The 145 workers plan to ask the Siem Reap provincial authorities for
permission for a formal demonstration if Deyendra Singh Sood, the
manager of the project run by the Archaeological Survey of India (ASI) for Cambodia’s APSARA Authority,
did not soon agree to reinstate the workers, said Eung Khoy, vice
president of the Angkor Preservation Workers Union–Indian-Cambodian
Cooperation Project.
“We won’t work and will just sit and wait for Sood to come see us,”
Khoy said, adding that they would not return to work until Sood found a
resolution for the workers, all of whom are members of his union.
Workers allege that the 30 who were dismissed were targeted because
of their attempts at collective bargaining, but Sood said the workers’
dismissal was a routine budgetary decision made not by him but by the
APSARA authority.
ASI could not respond to the workers’ complaints because it only
provides expertise for what is, in reality, a project of the Cambodian
government, Sood said.
Keeping on more workers at this time would only threaten the quality of work on the temple, he added.

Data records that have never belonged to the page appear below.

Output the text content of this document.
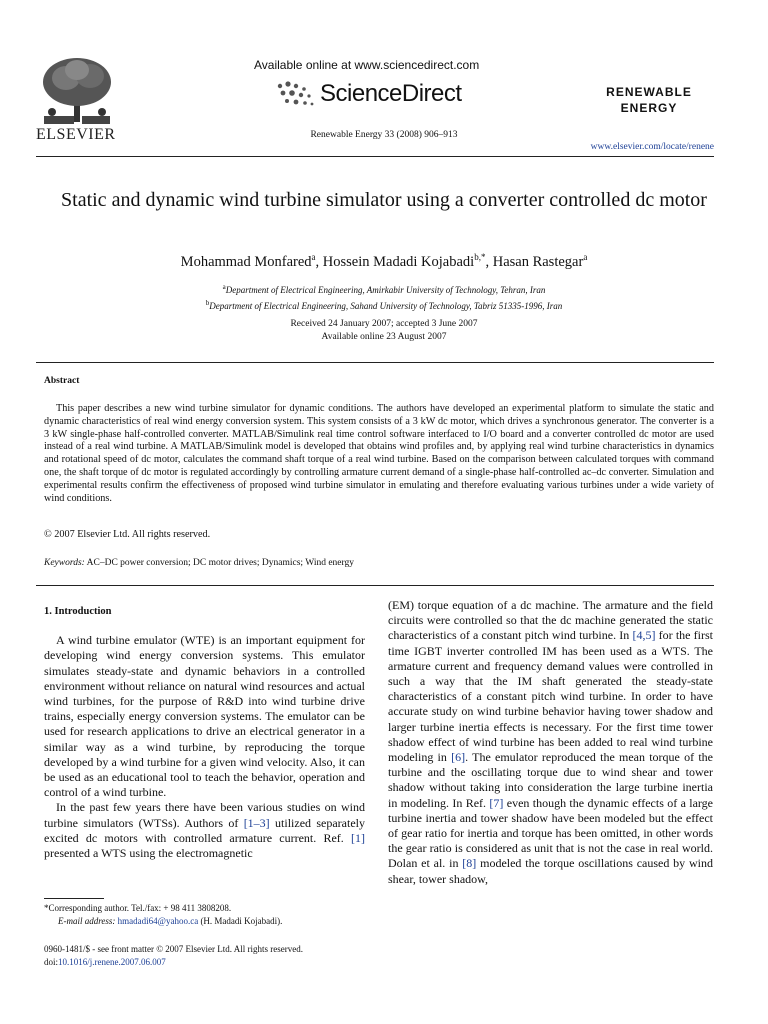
ELSEVIER
Available online at www.sciencedirect.com
ScienceDirect
Renewable Energy 33 (2008) 906–913
RENEWABLE
ENERGY
www.elsevier.com/locate/renene
Static and dynamic wind turbine simulator using a converter controlled dc motor
Mohammad Monfared$^a$, Hossein Madadi Kojabadi$^{b,*}$, Hasan Rastegar$^a$
$^a$Department of Electrical Engineering, Amirkabir University of Technology, Tehran, Iran
$^b$Department of Electrical Engineering, Sahand University of Technology, Tabriz 51335-1996, Iran
Received 24 January 2007; accepted 3 June 2007
Available online 23 August 2007
Abstract
This paper describes a new wind turbine simulator for dynamic conditions. The authors have developed an experimental platform to simulate the static and dynamic characteristics of real wind energy conversion system. This system consists of a 3 kW dc motor, which drives a synchronous generator. The converter is a 3 kW single-phase half-controlled converter. MATLAB/Simulink real time control software interfaced to I/O board and a converter controlled dc motor are used instead of a real wind turbine. A MATLAB/Simulink model is developed that obtains wind profiles and, by applying real wind turbine characteristics in dynamics and rotational speed of dc motor, calculates the command shaft torque of a real wind turbine. Based on the comparison between calculated torques with command one, the shaft torque of dc motor is regulated accordingly by controlling armature current demand of a single-phase half-controlled ac–dc converter. Simulation and experimental results confirm the effectiveness of proposed wind turbine simulator in emulating and therefore evaluating various turbines under a wide variety of wind conditions.
© 2007 Elsevier Ltd. All rights reserved.
Keywords: AC–DC power conversion; DC motor drives; Dynamics; Wind energy
1. Introduction
A wind turbine emulator (WTE) is an important equipment for developing wind energy conversion systems. This emulator simulates steady-state and dynamic behaviors in a controlled environment without reliance on natural wind resources and actual wind turbines, for the purpose of R&D into wind turbine drive trains, especially energy conversion systems. The emulator can be used for research applications to drive an electrical generator in a similar way as a wind turbine, by reproducing the torque developed by a wind turbine for a given wind velocity. Also, it can be used as an educational tool to teach the behavior, operation and control of a wind turbine.
In the past few years there have been various studies on wind turbine simulators (WTSs). Authors of [1–3] utilized separately excited dc motors with controlled armature current. Ref. [1] presented a WTS using the electromagnetic
(EM) torque equation of a dc machine. The armature and the field circuits were controlled so that the dc machine generated the static characteristics of a constant pitch wind turbine. In [4,5] for the first time IGBT inverter controlled IM has been used as a WTS. The armature current and frequency demand values were controlled in such a way that the IM shaft generated the steady-state characteristics of a constant pitch wind turbine. In order to have accurate study on wind turbine behavior having tower shadow and larger turbine inertia effects is necessary. For the first time tower shadow effect of wind turbine has been added to real wind turbine modeling in [6]. The emulator reproduced the mean torque of the turbine and the oscillating torque due to wind shear and tower shadow without taking into consideration the large turbine inertia in modeling. In Ref. [7] even though the dynamic effects of a large turbine inertia and tower shadow have been modeled but the effect of gear ratio for inertia and torque has been omitted, in other words the gear ratio is considered as unit that is not the case in real world. Dolan et al. in [8] modeled the torque oscillations caused by wind shear, tower shadow,
*Corresponding author. Tel./fax: + 98 411 3808208.
E-mail address: hmadadi64@yahoo.ca (H. Madadi Kojabadi).
0960-1481/$ - see front matter © 2007 Elsevier Ltd. All rights reserved.
doi:10.1016/j.renene.2007.06.007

Chan Sokhom Cheta, chief of Siem Reap province’s Labour and
Vocational Training Department, said he had told the 30 dismissed
workers to file a complaint to his department.
“The other workers who were not dismissed should work as normal and not plan to strike,” he said.
“This is not a good way to solve the problem.”
He said that according to Sood, the restoration project was almost finished, so downsizing was expected.